Evaluasi Manajemen Pengelolaan Obat Pada Tahap Pengadaan Dan Penyimpanan Obat Di Puskesmas Gladak Pakem
Author
Abstract
Pengelolaan obat di puskesmas berperan penting dalam menjamin ketersediaan, mutu, dan keamanan obat sesuai Permenkes RI No. 74 Tahun 2016. Ketidaktepatan pada tahap pengadaan dan penyimpanan dapat menyebabkan kekosongan stok, penumpukan, serta risiko obat rusak atau kadaluwarsa. Penelitian ini bertujuan mengevaluasi proses serta kesesuaian manajemen pengelolaan obat pada tahap pengadaan dan penyimpanan di Puskesmas Gladak Pakem tahun 2024. Penelitian ini merupakan penelitian non-eksperimental dengan desain deskriptif-evaluatif dan pendekatan cross-sectional secara retrospektif menggunakan data tahun 2024. Data sekunder diperoleh dari LPLPO, RKO, dan kartu stok, sedangkan data primer melalui wawancara dan checklist. Sampel meliputi 10 item obat generik. Analisis dilakukan secara kuantitatif menggunakan perhitungan persentase dan dibandingkan dengan standar yang berlaku. Hasil penelitian menunjukkan bahwa proses pengadaan telah dilaksanakan melalui mekanisme BLUD dengan perencanaan berbasis data LPLPO, analisis stok, dan penggunaan e-catalogue. Persentase kesesuaian pengadaan dengan kenyataan pakai mencapai 100%, dengan frekuensi pengadaan kategori rendah (5-8 kali/tahun).

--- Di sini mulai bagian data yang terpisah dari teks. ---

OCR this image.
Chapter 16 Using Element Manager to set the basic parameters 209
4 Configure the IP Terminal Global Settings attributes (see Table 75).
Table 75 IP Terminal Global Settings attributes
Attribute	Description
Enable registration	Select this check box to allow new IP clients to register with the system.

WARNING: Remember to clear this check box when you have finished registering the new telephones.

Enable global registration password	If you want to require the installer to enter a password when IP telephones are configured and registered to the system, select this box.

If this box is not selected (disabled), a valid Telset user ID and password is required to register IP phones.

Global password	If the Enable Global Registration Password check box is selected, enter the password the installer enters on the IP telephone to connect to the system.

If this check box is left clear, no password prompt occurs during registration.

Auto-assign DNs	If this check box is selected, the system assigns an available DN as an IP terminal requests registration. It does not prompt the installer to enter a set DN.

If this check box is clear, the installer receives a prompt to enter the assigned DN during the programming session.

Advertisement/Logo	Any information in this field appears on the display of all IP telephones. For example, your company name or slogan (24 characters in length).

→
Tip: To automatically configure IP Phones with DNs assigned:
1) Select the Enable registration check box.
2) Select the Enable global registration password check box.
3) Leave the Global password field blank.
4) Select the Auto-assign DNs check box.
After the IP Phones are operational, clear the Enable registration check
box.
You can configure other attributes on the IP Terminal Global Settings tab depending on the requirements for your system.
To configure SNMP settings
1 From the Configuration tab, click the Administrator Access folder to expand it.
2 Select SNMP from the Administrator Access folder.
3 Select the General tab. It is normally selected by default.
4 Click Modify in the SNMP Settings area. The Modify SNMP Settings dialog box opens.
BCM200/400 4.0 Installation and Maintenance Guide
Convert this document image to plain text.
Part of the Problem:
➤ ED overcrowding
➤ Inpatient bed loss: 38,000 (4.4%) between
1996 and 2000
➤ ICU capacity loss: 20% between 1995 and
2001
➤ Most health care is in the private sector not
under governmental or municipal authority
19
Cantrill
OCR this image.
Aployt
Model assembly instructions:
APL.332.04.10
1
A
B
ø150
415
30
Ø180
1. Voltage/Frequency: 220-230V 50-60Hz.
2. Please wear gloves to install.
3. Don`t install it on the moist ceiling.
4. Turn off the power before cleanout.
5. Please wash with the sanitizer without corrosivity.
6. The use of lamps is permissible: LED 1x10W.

Proses penyimpanan telah mengikuti SOP dan standar regulasi, meliputi pengelompokan berdasarkan bentuk sediaan dan alfabetis, serta penerapan FIFO/FEFO. Kesesuaian obat dengan kartu stok mencapai 100%, persentase stok mati 0%, dan persentase obat rusak serta kadaluwarsa <1%. Penyimpanan sesuai suhu (2–8°C dan 15–30°C) terpenuhi 100%, serta penyimpanan obat high-alert dan LASA sesuai standar (100%). Secara keseluruhan diperoleh nilai 75% (kategori baik), dengan enam indikator memenuhi standar dan dua indikator belum sepenuhnya sesuai. Pengelolaan obat di Puskesmas Gladak Pakem telah berjalan baik dan lebih optimal dibandingkan beberapa penelitian sebelumnya, meskipun masih memerlukan perbaikan pada beberapa indikator.